In 2015 & 2016 we worked in partnership with the workforce development team at Kirklees Council to try to understand more about the food and nutrition that people experience in residential care.
We visited 8 homes, talking to residents, carers, cooks and staff, and analyzing the menu’s that were provided in each home for nutritional content.
5% of the UK’s elderly population reside in care homes, many of whom are frail and experience multiple health risks. Part of the service delivery in residential care includes the provision of food and drink, which influences the physical and social health of residents. Research surrounding the nutritional status of the elderly highlights the risk of under-nutrition in care even though food provision in itself is adequate – an estimated 41% of hospital admissions surrounding malnutrition derive from care home settings as it predisposes the elderly to diseases, falls and hinders their recovery from illness.
Locally, issues around food quality, nutrition levels and the impact of nutrition and hydration on wellbeing and hospital admissions have been identified, including the skill levels of workers who are required to prepare safe and nourishing meals. Residential care food provision is monitored by various UK organisations, but these generally focus on food safety as opposed to nutritional content. There is evidence to show that food served contains high levels of fat, salt and free sugars, reflected in Healthwatch Kirklees’ research and highlighting the lack of knowledge of staff working in care homes who design the menus, rather than qualified professionals who understand the nutritional requirements of the elderly.
Healthwatch Kirklees’ research found various obstacles impeding adequate nutrition and hydration for people in care homes – staff knowledge and training, time pressures, budgets and differing policies surrounding supplementation or mealtimes, all of which impact the vulnerable people who rely on the care they receive in the home.

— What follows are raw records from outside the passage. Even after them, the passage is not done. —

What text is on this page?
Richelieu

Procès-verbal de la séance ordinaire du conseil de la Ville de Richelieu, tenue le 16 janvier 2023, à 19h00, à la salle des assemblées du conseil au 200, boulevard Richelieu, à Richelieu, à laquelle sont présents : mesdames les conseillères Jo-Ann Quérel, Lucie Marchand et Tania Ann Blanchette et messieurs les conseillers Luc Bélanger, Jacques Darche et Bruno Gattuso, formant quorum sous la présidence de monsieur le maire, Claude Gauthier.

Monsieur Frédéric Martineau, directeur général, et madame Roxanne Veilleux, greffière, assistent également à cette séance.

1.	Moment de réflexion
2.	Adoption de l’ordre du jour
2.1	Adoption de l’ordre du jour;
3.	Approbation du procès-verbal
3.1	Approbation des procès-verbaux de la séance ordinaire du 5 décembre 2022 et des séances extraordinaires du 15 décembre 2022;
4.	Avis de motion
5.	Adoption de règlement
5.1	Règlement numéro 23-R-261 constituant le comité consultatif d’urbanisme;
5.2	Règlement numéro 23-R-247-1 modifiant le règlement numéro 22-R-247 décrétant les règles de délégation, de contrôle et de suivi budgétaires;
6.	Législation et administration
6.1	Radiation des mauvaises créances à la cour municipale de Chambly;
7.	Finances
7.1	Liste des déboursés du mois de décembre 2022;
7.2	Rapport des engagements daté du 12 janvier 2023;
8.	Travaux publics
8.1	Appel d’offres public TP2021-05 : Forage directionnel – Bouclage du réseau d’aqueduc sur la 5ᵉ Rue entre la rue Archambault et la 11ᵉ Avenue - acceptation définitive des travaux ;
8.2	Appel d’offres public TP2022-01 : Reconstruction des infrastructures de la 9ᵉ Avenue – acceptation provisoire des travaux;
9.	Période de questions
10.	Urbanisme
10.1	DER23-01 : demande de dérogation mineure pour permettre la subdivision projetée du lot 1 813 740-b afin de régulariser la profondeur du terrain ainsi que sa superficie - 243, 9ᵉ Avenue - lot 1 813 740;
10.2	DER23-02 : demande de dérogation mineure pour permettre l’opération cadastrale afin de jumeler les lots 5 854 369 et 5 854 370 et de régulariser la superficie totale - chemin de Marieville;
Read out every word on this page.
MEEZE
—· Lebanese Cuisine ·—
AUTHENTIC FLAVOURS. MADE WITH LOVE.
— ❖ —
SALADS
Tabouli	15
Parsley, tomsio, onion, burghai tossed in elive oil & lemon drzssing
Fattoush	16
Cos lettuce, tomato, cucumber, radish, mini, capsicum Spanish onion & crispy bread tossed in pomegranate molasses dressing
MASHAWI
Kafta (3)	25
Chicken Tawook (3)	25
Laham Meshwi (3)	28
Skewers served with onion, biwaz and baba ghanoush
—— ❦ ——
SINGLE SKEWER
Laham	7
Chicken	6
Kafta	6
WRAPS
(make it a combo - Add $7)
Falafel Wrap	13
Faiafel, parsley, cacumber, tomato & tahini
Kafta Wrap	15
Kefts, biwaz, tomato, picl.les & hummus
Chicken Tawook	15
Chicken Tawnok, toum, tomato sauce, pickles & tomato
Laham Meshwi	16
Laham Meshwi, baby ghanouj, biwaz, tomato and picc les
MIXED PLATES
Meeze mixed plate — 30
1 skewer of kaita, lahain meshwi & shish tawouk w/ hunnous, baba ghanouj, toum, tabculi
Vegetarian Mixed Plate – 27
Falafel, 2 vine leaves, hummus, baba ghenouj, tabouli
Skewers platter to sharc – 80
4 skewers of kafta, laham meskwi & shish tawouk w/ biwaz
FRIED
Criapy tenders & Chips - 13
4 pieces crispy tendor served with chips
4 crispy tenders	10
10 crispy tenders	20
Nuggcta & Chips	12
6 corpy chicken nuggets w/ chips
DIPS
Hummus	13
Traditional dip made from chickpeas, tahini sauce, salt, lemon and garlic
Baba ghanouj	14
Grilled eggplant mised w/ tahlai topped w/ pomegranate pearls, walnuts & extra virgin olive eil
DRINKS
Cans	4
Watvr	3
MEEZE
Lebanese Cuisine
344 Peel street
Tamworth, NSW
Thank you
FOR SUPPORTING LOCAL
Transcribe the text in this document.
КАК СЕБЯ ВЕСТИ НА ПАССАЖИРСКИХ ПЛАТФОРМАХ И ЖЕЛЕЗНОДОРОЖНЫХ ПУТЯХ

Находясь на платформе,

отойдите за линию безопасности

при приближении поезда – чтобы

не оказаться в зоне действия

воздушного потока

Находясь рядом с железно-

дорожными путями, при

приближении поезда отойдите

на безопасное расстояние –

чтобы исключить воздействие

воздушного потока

Food provision needs to be more carefully considered with the provision of additional hands-on assistance in order to ensure menus and cooking methods meet the nutritional needs of service users. Eating is an activity in care homes, but it should also be seen as a form of therapy in its own right that maintains or improves health, no matter what level of health that may be.
As a result of our work a Nutrition and Hydration Action Plan 2016-17 has been agreed by Kirklees Council that looks to address many of the issues we raised with commissioners.